Immunoengineering Trainee Seminar

Abstract
Neutrophilic inflammation is a critical characteristic in many pulmonary diseases. However, current preclinical screening methods in high-throughput platforms typically fail to capture critical neutrophilic pathophysiology including blood-to-lung recruitment, dysfunctional activation, and the impacts on the air-blood barrier. These limitations thus hinder therapeutic development and investigation for these diseases. In order to balance the demands between physiological complexity and high-throughput, we developed an air-blood barrier model incorporating with human neutrophils in a 96-well platform to demonstrate neutrophil recruitment and functional phenotypes under inflammatory conditions. We modeled inflammatory distal airway with epithelial-side interleukin 8 (IL-8) and found dose dependent reduction of recruitment with baricitinib, a JAK1/2 inhibitor, within physiologic doses. Additionally, neutrophil recruitment to cystic fibrosis patient-derived sputum supernatant induced the recruitment, disease-mimetic phenotypic shift of healthy donor neutrophils, and upregulated endothelial e-selectin. With this high-throughput model, required sample volumes are reduced by 25 times per well compared to 24-well assays with quadruplicate per plate. Despite the small sample volume utilized in this model, sufficient number of recruited neutrophils are obtained for downstream flow cytometry. This novel high-throughput in vitro lung air-blood barrier model combined with leukocyte recruitment and phenotyping advances opportunities for pathophysiological studies, personalized medicine, and drug testing applications.
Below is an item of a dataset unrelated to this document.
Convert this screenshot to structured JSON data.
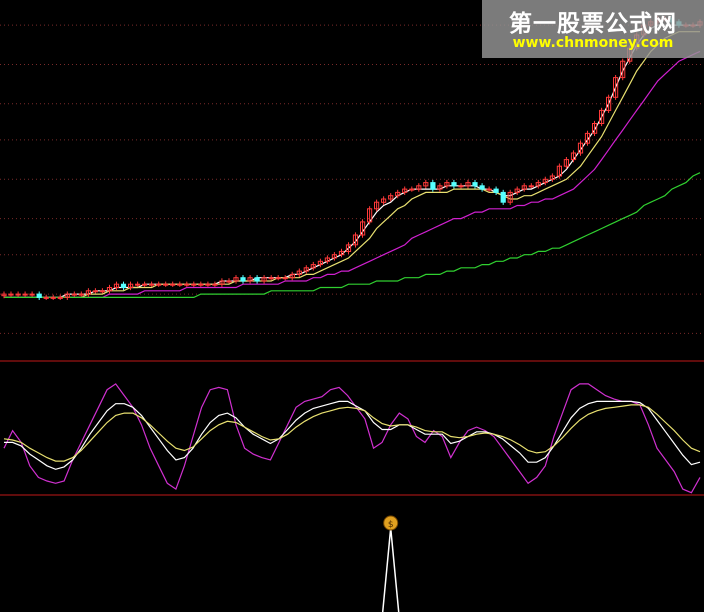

"Single-cell RNA Sequencing to Identify Early Systemic and Local Immune Biomarkers of Dysregulation Following Severe Musculoskeletal Trauma" - Drishti Maniar, Ph.D. Student, Krish Roy Lab

Abstract
Severe musculoskeletal trauma is a major clinical concern, accounting for up to 78% of non-fatal trauma-related injuries. These injuries often lead to serious complications, with bone nonunion in long-bone fractures being particularly challenging. Post-traumatic bone nonunion results in significant clinical challenges, including extended hospital stays, multiple surgeries, potential limb amputations, and in severe cases, mortality. Following severe trauma, both local tissue damage and systemic responses contribute to immune dysregulation. This dual impact manifests locally at the injury site and systemically, characterized by alterations in immune cell populations, including increased myeloid-derived suppressor cells (MDSCs). Despite recognition of these immune changes in trauma survivors, the early cellular and molecular mechanisms underlying both local and systemic immune dysfunction remain poorly understood. This knowledge gap has impeded the development of effective interventional strategies to restore immune homeostasis and improve functional bone regeneration. We propose using single-cell RNA sequencing to analyze both systemic blood and local tissue immune microenvironments in a pre-clinical rat trauma model during the first week post-injury. Using approaches including differential expression gene analysis, gene set enrichment analysis, and cell-cell interactions, we aim to identify early biomarkers of immune dysregulation and mechanisms driving pathogenesis at both systemic and local levels. This research will reveal therapeutic targets for early intervention strategies, and we utilize these insights to develop immunomodulatory nanoparticles to target cell populations involved in trauma pathogenesis.